In the midst of a very solid recap of what’s gone on with the debt ceiling and deficit reduction debates, Elizabeth Drew at the New York Review of Books addresses the key flaw of Republican attacks on plans which increase taxes on the rich as socialism:
Finally, the antitax position of many conservatives would seem to be illogical, since they also hate deficits: but their real aim is to reduce or eliminate federal programs. They call efforts to redistribute wealth “socialism,” but have no problem redistributing from the poor and middle class to the wealthy through taxes, as set forth in Paul Ryan’s budget plan, which the House approved on April 15. Under the Ryan plan, the taxes of the richest one percent of Americans would be cut in half, while taxes would be raised on most of the middle class. People earning over $1 million would be taxed at a lower effective rate than the middle class.
I guess part of the point is, sure, taxing the rich to fund programs which help poor, working, and middle class Americans is a redistribution of wealth.

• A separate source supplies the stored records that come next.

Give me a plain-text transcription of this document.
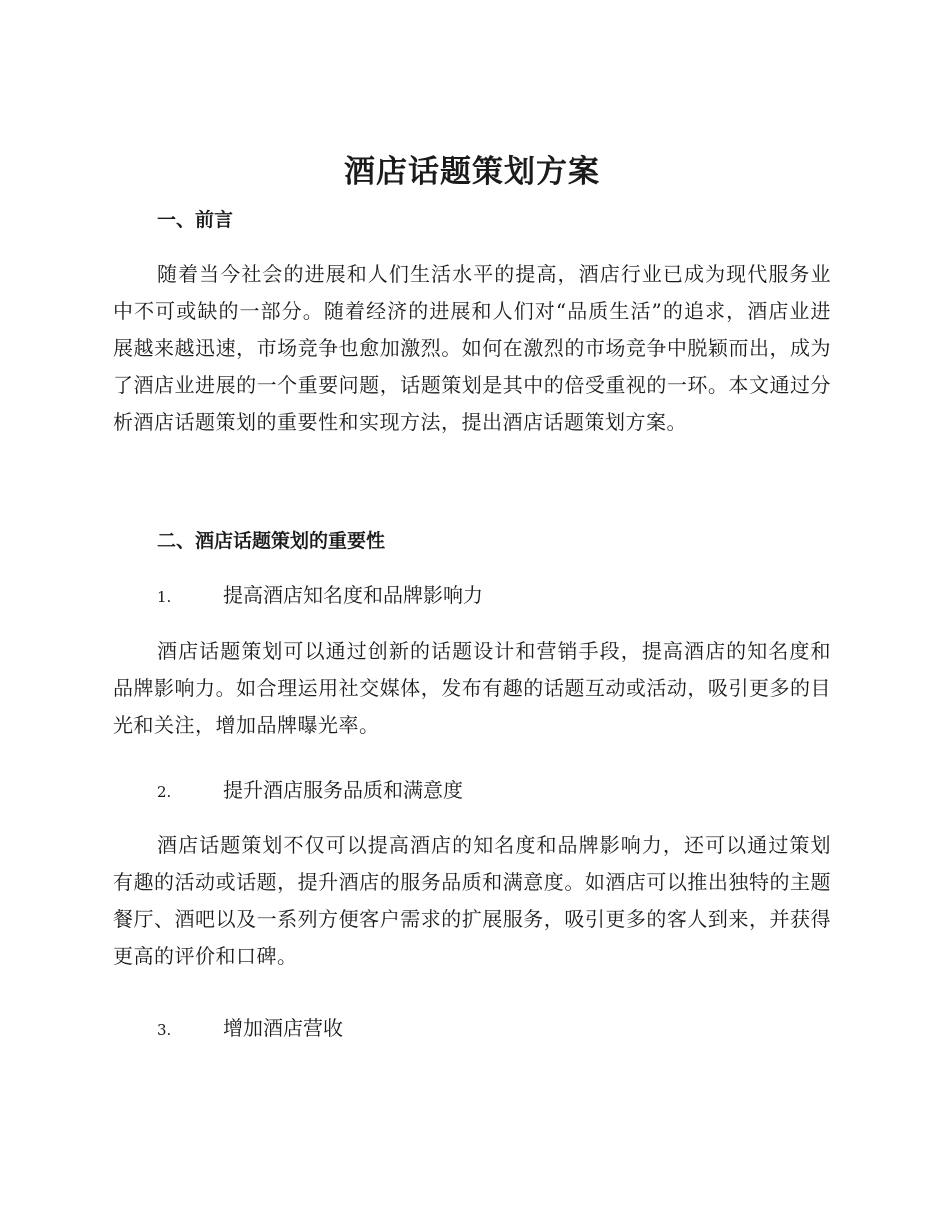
酒店话题策划方案
一、前言

随着当今社会的进展和人们生活水平的提高，酒店行业已成为现代服务业中不可或缺的一部分。随着经济的进展和人们对“品质生活”的追求，酒店业进展越来越迅速，市场竞争也愈加激烈。如何在激烈的市场竞争中脱颖而出，成为了酒店业进展的一个重要问题，话题策划是其中的倍受重视的一环。本文通过分析酒店话题策划的重要性和实现方法，提出酒店话题策划方案。

二、酒店话题策划的重要性
1.	提高酒店知名度和品牌影响力

酒店话题策划可以通过创新的话题设计和营销手段，提高酒店的知名度和品牌影响力。如合理运用社交媒体，发布有趣的话题互动或活动，吸引更多的目光和关注，增加品牌曝光率。

2.	提升酒店服务品质和满意度

酒店话题策划不仅可以提高酒店的知名度和品牌影响力，还可以通过策划有趣的活动或话题，提升酒店的服务品质和满意度。如酒店可以推出独特的主题餐厅、酒吧以及一系列方便客户需求的扩展服务，吸引更多的客人到来，并获得更高的评价和口碑。

3.	增加酒店营收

But the same goes for raising the taxes on poor, working, and middle class Americans while slashing social spending and giving tax cuts to the rich! There is a class war going on, but to this point it’s really only been fought by wealthy elites against working class people. As a result, the rich are winning and everyone else is losing. The ostensible fight back coming from Democrats is so piddling and inconsequential any sober rich person should just swallow it, for it is a placebo and not a truly bitter pill. Again we’re talking about the accounting for private jets here, not a return to an 80% tax on the top bracket. Perspective would be helpful, though I don’t think it will be forthcoming from wealthy elites.